The winners are selected by other Cappie participants throughout the region based on a points system. The awards and nominations are structured like the Tony’s. Other BRHS nominations this year from the production of A Chorus Line include senior Peter Heberling for Outstanding Lighting and Sound, along with sophomore Kyle Meier for Outstanding Sound. Senior Evan Braasch was nominated for Outstanding Featured Actor in a Musical and junior Annissa Richard was nominated for Outstanding Female Vocalist.
Braasch and Andrews also performed at the gala this year.
The Cappie season begins in September and ends in May. BRHS’s spring musicals typically participate in the season, while the fall play does not. Throughout the year, Vliet and her teammates traveled to about one show a month to rate other performances, and students from other schools visited Bordentown to watch A Chorus Line.
“When you see students perform in something and admire them, it feels very gratifying for them to recognize you,” said Vliet.

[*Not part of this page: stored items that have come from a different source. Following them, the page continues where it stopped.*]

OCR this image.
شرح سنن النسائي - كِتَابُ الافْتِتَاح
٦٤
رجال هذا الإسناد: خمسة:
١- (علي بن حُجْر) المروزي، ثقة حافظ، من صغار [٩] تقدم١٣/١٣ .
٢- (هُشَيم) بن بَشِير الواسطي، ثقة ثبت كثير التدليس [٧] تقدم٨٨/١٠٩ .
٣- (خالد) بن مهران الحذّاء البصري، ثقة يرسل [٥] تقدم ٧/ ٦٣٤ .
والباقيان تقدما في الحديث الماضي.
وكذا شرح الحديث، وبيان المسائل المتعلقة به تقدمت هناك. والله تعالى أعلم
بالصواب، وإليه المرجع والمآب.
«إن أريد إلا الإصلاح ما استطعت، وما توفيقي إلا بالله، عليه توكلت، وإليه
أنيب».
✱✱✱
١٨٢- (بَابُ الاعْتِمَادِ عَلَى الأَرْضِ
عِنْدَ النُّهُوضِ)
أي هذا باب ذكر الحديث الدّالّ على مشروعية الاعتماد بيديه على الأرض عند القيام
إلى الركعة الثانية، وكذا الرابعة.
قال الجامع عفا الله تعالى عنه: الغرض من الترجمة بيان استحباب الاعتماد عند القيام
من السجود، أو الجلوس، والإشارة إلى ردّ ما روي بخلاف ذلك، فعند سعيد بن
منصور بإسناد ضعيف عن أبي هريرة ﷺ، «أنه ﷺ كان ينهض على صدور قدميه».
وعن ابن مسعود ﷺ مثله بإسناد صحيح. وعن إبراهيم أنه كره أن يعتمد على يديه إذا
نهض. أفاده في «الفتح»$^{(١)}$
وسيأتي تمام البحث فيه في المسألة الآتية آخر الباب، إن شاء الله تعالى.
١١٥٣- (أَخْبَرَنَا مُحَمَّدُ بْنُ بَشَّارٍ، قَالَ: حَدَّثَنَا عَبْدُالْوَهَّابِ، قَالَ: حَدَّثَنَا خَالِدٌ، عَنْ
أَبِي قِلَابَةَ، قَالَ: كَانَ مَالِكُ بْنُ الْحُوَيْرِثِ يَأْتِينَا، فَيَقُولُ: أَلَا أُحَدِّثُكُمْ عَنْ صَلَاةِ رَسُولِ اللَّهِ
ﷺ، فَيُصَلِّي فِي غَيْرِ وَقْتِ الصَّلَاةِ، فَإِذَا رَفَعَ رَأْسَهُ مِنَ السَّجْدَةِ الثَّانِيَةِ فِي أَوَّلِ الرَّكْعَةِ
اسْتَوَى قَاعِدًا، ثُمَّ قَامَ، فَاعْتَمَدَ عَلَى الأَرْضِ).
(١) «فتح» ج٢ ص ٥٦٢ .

She explained how high the stakes were for A Chorus Line. “It’s such a dance-heavy show,” she said. “The dancing is so iconic, so the audience knows how it looks. If you mess up, they’ll know.”
All the same, Vliet said that Sheila was probably her favorite role she’s played. “I’ve always been more of an actor first, then a singer,” she said. Because of this, “Usually in musicals, I have small parts where I only speak a few lines. This was the first time I had a real principal role in a musical. I thought, ‘This is my time.’”
Of Sheila herself, Vliet said, “She’s a very powerful woman who is straightforward. I loved the character and the experience. It’s such an iconic piece of theater and I feel lucky I could be a part of that.”
A Chorus Line was directed by Stacie Morano, Bordentown’s technical director and theater manager.
“[Morano] does everything—creative director, helps the students, builds all the sets, technical director,” said Vliet. “The arts program at our high school would not function without her.”
Vliet accredits part of her award-winning performance to Morano. “I’ve learned so much from her—how to be an artist, a leader, how to work with adults and kids, and be a proponent of the arts.”
Vliet has been performing for around seven years and her first show was Mulan Jr. She’s been participating in about three shows every year since. According to her, this is at least her 30th production.
In the summer, Vliet participates in local Community District Alliance productions, also under the guidance of Morano.
“Stacie is like my second mom,” Vliet said. “It’s weird to think that I’ll be in a show and she won’t be the director. Watching her be so career-driven and be a nice, caring person is really inspiring.”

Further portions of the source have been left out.